Quote from: John Blund on January 31, 2007, 07:56:02 PM
wow. this thread turned out to be quite a bit more informative than I ever hoped. Can't wait till I get hold of the parts I need so I actually can try to make this thing work! 

I'll bet!
:icon_idea: I propose that you name your circuit the "MosFet TROUBLE Booster" !!  :icon_lol:

tcobretti

Quote from: markm on January 31, 2007, 08:36:00 PM
I propose that you name your circuit the "MosFet TROUBLE Booster" !!  :icon_lol:

Very nice.

petemoore

  I just haven't worked with Mosfets much and have a terrible memory.
  However, once again I feel RG has provided enough 'angles' to the same thing I think is on the mosfet article [for those who can read] so that even a dolt like me can think I have a much better handle on it.

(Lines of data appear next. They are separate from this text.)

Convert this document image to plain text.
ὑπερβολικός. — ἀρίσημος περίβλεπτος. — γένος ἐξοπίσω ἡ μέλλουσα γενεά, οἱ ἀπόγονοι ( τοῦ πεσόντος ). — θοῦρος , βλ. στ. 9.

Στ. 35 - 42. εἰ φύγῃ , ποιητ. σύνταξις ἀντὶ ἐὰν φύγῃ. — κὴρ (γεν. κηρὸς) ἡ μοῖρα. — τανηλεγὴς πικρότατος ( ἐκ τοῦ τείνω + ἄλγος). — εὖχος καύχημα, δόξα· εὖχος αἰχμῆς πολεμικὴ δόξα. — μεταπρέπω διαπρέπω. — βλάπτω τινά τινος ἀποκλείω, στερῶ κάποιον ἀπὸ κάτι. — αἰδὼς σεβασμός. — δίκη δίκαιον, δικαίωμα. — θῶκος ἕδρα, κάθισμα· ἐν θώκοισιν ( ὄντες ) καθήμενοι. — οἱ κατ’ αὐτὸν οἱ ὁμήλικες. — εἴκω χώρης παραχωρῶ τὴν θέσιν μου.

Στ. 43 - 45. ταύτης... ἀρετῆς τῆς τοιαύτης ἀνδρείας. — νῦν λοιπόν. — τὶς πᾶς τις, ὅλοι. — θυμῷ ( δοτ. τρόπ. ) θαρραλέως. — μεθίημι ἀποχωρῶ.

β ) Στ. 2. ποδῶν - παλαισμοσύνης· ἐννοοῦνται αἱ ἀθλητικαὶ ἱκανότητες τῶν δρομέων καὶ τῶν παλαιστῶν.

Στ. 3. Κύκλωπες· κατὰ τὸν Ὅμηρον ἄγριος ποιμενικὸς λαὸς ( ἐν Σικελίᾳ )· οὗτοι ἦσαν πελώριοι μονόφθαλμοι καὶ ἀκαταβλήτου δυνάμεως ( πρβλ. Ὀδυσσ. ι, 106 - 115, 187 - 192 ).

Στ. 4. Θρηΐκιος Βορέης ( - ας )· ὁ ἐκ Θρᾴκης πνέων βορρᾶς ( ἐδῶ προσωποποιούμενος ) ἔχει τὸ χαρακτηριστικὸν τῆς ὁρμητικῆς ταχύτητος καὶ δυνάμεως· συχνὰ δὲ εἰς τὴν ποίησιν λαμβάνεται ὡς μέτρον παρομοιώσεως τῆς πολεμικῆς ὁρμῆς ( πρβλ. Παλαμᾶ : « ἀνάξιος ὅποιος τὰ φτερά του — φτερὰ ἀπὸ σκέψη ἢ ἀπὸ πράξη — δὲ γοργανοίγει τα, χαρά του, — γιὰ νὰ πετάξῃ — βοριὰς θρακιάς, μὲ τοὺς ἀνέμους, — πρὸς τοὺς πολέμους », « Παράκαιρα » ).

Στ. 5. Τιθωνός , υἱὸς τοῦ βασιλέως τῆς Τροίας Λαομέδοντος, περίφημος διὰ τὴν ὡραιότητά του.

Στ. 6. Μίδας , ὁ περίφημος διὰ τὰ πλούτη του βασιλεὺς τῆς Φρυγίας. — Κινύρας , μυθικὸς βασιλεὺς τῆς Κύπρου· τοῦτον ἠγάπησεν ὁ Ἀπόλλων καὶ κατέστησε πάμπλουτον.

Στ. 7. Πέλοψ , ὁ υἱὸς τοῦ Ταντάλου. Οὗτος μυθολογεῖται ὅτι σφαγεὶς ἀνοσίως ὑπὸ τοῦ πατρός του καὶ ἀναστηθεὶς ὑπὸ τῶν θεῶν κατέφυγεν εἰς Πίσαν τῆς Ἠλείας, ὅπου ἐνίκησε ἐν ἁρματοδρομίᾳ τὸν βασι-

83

Only after the third re-read did I make out that '/' means divide, as is used to show the gain relationship between drain and source resistor values.
   And as a result of my newfound confidence, I believe there must still be some silly thing wrong with my circuit, I cut the gate to ground 10m, and dropped the gate toward V+ 10m down to 330k, this dropped the gate and source .2v. less than 330k kind of starts defeating the input impedance.
  I tried 2k2 source R, and 4k4 drain R, and got volts something like D4.4v G2.3v S .8v, no boost, maybe I static'd the Q or something.
  Thanks for the info once again RG, I think I'll try putting a little R on the S, 2 - 4 x as big an R on drain [I don't think I really need much gain], the fiddle with the gate and see what I can get.
Convention creates following, following creates convention.